Republic bosses were pleased with their new star and happily signed him to a five-year contract at $50 a week, and every six months a $25 increase:

As a kid working at Republic was fun although I quickly realised that it was no MGM or Warners studios. Republic was a low-budget studio churning out low-budget B pictures. It was not uncommon to work nine and ten hours a day - three of which were spent in the studio classroom. We McKims were taught to behave and keep our mouths shut. Adult stars hated child actors at the best of times and particularly detested brats. The McKim outlook kept us all employed.

Studio bosses engaged their writer to produce his own western series for Sammy, which would secure an extra $25 a week. Unfortunately his grandfather demanded more money, and Republic scrapped it.

His other films include San Francisco (1936) with Jeanette MacDonald and Clark Gable, The Lone Ranger (1938), Hi-Yo Silver (1940), Public Enemies (1941) with Wendy Barrie and We've Never Been Licked (1943) with Anne Gwynne.

His career was interrupted by the Second World War. He was drafted into the US Army in 1943, and became known as Sam. "Sammy was the kid in pictures," he said. "Sam was a man - a soldier."

He received several medals during his 14 months overseas in Korea including the Distinguished Service Cross, the second highest US military decoration, and the Bronze Star. The McKim family did not open their Christmas presents in 1951 until Sam came home from the Korean War in late January 1952. Upon his return he turned down an offer from the director John Ford to star in The Long Gray Line (1955), opting instead to enrol at the Los Angeles Art Center.

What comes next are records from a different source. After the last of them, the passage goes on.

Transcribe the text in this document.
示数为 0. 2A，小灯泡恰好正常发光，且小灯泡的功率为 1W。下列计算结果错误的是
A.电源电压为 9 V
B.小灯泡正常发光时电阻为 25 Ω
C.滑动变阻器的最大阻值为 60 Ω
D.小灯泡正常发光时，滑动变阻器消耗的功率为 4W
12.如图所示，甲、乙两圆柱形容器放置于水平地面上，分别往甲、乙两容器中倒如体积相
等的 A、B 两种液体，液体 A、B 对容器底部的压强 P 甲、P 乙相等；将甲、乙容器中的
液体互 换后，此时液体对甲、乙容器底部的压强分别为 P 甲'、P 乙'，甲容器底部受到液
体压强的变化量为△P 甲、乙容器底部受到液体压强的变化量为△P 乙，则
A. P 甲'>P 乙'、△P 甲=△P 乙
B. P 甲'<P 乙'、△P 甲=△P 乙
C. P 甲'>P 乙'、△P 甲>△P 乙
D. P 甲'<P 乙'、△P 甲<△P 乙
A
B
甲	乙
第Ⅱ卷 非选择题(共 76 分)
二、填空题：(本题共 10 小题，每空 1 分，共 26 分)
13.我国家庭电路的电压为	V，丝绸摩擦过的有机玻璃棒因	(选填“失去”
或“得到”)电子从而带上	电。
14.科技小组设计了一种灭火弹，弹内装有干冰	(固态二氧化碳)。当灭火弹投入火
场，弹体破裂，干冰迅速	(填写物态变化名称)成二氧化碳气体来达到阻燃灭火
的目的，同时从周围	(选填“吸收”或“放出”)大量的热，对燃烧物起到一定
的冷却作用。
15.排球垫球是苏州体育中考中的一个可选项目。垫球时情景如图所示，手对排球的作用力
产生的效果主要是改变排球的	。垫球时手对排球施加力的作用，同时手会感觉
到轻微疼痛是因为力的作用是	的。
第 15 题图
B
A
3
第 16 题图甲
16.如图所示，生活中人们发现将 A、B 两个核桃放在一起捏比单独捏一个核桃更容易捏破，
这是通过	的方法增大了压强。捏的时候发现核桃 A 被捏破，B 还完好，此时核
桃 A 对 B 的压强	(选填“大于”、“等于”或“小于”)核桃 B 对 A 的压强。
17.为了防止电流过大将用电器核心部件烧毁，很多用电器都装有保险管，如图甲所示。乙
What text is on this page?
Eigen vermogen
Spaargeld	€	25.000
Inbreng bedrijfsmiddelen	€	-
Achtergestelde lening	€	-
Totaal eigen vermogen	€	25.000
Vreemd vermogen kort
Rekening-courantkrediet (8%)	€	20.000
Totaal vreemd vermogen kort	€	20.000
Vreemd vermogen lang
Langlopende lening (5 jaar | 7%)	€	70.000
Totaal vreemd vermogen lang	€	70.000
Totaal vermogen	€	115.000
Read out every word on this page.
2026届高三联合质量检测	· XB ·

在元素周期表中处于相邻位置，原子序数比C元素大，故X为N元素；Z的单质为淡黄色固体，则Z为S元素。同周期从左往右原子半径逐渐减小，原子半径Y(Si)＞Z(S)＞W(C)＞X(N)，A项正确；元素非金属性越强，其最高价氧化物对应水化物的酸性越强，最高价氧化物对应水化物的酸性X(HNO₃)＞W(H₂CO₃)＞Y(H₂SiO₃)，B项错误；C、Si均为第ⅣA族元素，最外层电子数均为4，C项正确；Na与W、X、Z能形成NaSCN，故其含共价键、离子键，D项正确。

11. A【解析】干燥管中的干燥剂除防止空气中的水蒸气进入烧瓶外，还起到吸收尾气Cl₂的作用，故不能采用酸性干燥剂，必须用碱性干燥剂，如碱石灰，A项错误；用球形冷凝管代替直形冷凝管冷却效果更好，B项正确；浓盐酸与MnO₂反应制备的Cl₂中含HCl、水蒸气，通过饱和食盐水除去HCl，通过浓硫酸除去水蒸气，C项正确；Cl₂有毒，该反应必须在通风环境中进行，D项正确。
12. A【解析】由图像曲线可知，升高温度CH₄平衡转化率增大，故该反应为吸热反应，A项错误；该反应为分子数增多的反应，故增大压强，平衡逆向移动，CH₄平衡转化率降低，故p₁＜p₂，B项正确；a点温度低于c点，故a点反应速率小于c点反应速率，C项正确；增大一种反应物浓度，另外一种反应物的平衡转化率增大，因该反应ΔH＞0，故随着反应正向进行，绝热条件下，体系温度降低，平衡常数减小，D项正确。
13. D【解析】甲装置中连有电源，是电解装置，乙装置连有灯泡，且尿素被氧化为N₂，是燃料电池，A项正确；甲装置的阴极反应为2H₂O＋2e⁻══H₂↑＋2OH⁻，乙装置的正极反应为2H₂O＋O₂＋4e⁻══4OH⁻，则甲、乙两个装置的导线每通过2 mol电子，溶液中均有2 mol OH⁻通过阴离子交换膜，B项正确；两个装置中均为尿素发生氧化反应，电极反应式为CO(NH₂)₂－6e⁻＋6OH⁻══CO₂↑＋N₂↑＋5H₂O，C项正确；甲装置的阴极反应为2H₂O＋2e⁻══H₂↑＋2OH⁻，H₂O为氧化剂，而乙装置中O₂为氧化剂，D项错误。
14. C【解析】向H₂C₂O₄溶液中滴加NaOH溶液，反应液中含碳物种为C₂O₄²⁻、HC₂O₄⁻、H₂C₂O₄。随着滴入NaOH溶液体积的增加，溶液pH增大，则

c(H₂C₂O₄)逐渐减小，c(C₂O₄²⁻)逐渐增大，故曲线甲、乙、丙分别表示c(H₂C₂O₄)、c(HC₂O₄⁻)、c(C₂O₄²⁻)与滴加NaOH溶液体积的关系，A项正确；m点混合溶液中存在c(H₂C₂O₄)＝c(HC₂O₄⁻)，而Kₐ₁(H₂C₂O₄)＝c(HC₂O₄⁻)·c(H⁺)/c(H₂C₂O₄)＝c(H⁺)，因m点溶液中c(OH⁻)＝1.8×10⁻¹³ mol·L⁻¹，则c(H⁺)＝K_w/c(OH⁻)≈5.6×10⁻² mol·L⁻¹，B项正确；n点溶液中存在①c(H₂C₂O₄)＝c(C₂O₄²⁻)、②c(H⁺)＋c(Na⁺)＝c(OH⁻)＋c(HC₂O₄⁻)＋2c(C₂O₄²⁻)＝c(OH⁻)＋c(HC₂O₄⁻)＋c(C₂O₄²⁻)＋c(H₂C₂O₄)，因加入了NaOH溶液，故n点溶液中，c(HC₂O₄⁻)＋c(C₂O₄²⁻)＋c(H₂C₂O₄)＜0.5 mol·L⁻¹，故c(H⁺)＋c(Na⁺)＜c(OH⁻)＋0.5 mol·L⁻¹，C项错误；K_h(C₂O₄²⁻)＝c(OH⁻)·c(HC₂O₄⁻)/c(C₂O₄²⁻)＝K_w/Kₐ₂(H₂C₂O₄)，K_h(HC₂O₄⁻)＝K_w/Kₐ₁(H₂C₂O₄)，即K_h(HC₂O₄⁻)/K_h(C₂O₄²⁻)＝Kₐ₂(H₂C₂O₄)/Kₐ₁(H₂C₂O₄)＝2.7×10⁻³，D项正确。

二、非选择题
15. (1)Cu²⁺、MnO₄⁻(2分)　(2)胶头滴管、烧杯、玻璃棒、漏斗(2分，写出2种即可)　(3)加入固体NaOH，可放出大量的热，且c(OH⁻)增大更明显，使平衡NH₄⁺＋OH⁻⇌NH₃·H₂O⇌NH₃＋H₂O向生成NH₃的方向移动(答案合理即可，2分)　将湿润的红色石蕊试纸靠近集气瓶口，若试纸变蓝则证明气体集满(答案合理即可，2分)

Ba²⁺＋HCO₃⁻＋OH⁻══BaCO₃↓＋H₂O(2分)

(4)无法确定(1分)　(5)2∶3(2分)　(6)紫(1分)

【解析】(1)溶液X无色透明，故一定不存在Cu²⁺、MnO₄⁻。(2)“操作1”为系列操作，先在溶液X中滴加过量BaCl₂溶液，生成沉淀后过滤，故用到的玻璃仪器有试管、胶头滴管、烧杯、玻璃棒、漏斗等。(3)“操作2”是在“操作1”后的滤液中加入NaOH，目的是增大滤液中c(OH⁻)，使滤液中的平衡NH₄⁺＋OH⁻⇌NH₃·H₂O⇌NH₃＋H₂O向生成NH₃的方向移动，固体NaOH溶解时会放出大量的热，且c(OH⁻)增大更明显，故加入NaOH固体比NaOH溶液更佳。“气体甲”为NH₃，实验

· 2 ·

Upon graduating he joined the art department at Fox Studios before obtaining a job within Disney's art department. Sam McKim remained at Disney for 32 years. "Walt Disney only complimented me once in all those years," he said. He produced artwork of all four attractions Disney built for the 1964-65 New York World's Fair. A selection of McKim's sketches and drawings still hangs at Disney World, Florida.